The Food and Drug Administration (FDA) on Tuesday, May 4, said it cannot assure for the safety and quality of the products used under the condition of a Compassionate Special Permit (CSP) as it did not undergo evaluation by the agency.
FDA Director General Eric Domingo said an unregistered drug, medical device, or food product used under the condition of a CSP does not undergo evaluation by the FDA.
“So when we give a compassionate special permit it is very clear that we have no assurance of safety, efficacy, and quality because it did not undergo evaluation with the FDA,” Domingo said in virtual press briefing.
President Duterte was vaccinated against the coronavirus disease (COVID-19) using the Chinese-made Sinopharm vaccine in Malacañang on Monday evening, May 3.
Health Secretary Francisco Duque III administered the vaccine to the President.
Presidential spokesman Harry Roque said the dose used on the President was covered by the CSP issued to the PSG hospital by the FDA for the use of the 10,000 donated Sinopharm vaccines.
This was confirmed by Domingo in a text message to Manila Bulletin saying: “Yes, it was part of the PSG vaccines with CSP.”
He noted that the CSP holder “takes full responsibility for the product,” adding that the PSG applied for a CSP in February “because they found it necessary to vaccinate the close-in security of the President.”
“The PSG hospital takes full responsibility for it,” Domingo said. “So it is not anything like an emergency use evaluation or a certificate of product registration because it did go through FDA scrutiny.”

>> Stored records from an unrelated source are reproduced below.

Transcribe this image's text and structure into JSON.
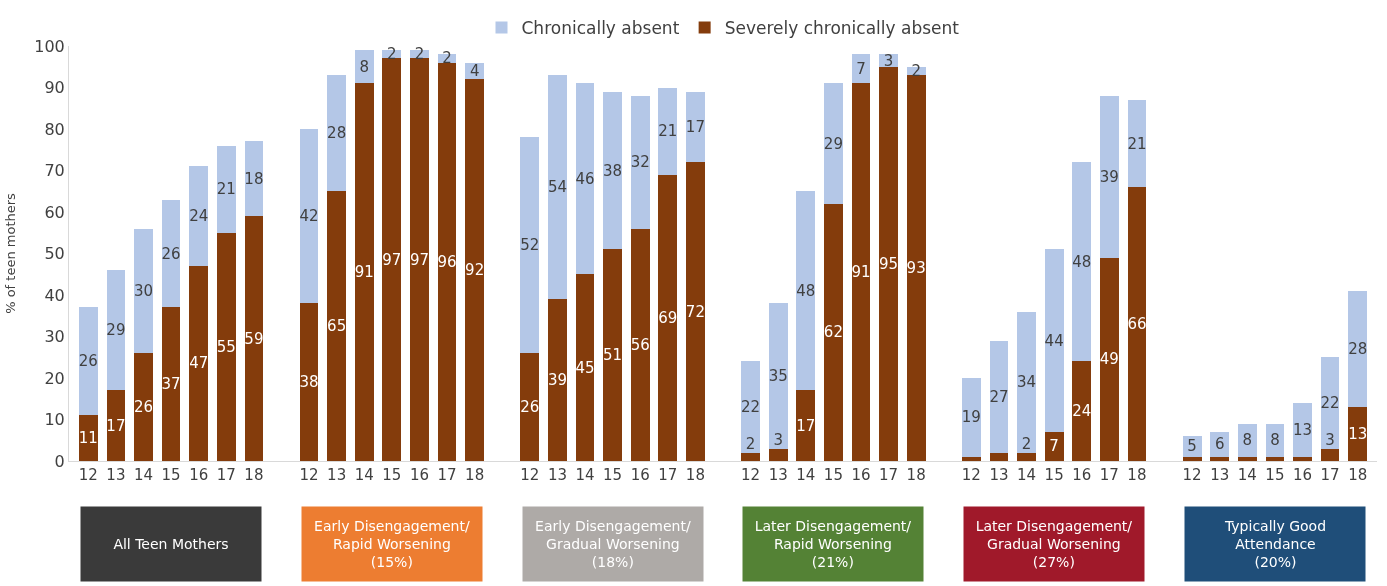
{
  "chart_data": {
    "type": "bar",
    "stacked": true,
    "ylabel": "% of teen mothers",
    "categories": [
      "12",
      "13",
      "14",
      "15",
      "16",
      "17",
      "18",
      null,
      "12",
      "13",
      "14",
      "15",
      "16",
      "17",
      "18",
      null,
      "12",
      "13",
      "14",
      "15",
      "16",
      "17",
      "18",
      null,
      "12",
      "13",
      "14",
      "15",
      "16",
      "17",
      "18",
      null,
      "12",
      "13",
      "14",
      "15",
      "16",
      "17",
      "18",
      null,
      "12",
      "13",
      "14",
      "15",
      "16",
      "17",
      "18"
    ],
    "series": [
      {
        "name": "Severely chronically absent",
        "color": "#843c0c",
        "values": [
          11,
          17,
          26,
          37,
          47,
          55,
          59,
          null,
          38,
          65,
          91,
          97,
          97,
          96,
          92,
          null,
          26,
          39,
          45,
          51,
          56,
          69,
          72,
          null,
          2,
          3,
          17,
          62,
          91,
          95,
          93,
          null,
          1,
          2,
          2,
          7,
          24,
          49,
          66,
          null,
          1,
          1,
          1,
          1,
          1,
          3,
          13
        ],
        "value_labels": [
          "11",
          "17",
          "26",
          "37",
          "47",
          "55",
          "59",
          null,
          "38",
          "65",
          "91",
          "97",
          "97",
          "96",
          "92",
          null,
          "26",
          "39",
          "45",
          "51",
          "56",
          "69",
          "72",
          null,
          "2",
          "3",
          "17",
          "62",
          "91",
          "95",
          "93",
          null,
          null,
          null,
          "2",
          "7",
          "24",
          "49",
          "66",
          null,
          null,
          null,
          null,
          null,
          null,
          "3",
          "13"
        ]
      },
      {
        "name": "Chronically absent",
        "color": "#b4c7e7",
        "values": [
          26,
          29,
          30,
          26,
          24,
          21,
          18,
          null,
          42,
          28,
          8,
          2,
          2,
          2,
          4,
          null,
          52,
          54,
          46,
          38,
          32,
          21,
          17,
          null,
          22,
          35,
          48,
          29,
          7,
          3,
          2,
          null,
          19,
          27,
          34,
          44,
          48,
          39,
          21,
          null,
          5,
          6,
          8,
          8,
          13,
          22,
          28
        ],
        "value_labels": [
          "26",
          "29",
          "30",
          "26",
          "24",
          "21",
          "18",
          null,
          "42",
          "28",
          "8",
          "2",
          "2",
          "2",
          "4",
          null,
          "52",
          "54",
          "46",
          "38",
          "32",
          "21",
          "17",
          null,
          "22",
          "35",
          "48",
          "29",
          "7",
          "3",
          "2",
          null,
          "19",
          "27",
          "34",
          "44",
          "48",
          "39",
          "21",
          null,
          "5",
          "6",
          "8",
          "8",
          "13",
          "22",
          "28"
        ]
      }
    ],
    "ylim": [
      0,
      100
    ],
    "yticks": [
      0,
      10,
      20,
      30,
      40,
      50,
      60,
      70,
      80,
      90,
      100
    ],
    "legend": "top",
    "annotations": [
      "All Teen Mothers",
      "Early Disengagement/\nRapid Worsening\n(15%)",
      "Early Disengagement/\nGradual Worsening\n(18%)",
      "Later Disengagement/\nRapid Worsening\n(21%)",
      "Later Disengagement/\nGradual Worsening\n(27%)",
      "Typically Good\nAttendance\n(20%)"
    ]
  }
}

While there were three parties who expressed their intent to apply for an EUA, Domingo said that the applicants has yet to submit the documents needed for an EUA application.
“So wala pa tayong ini-evaluate na Sinopharm application at this time (So we have not evaluated a Sinopharm application at this time), he said.
The FDA granted a CSP for 10,000 doses of Sinopharm vaccine for the use of PSG members in February.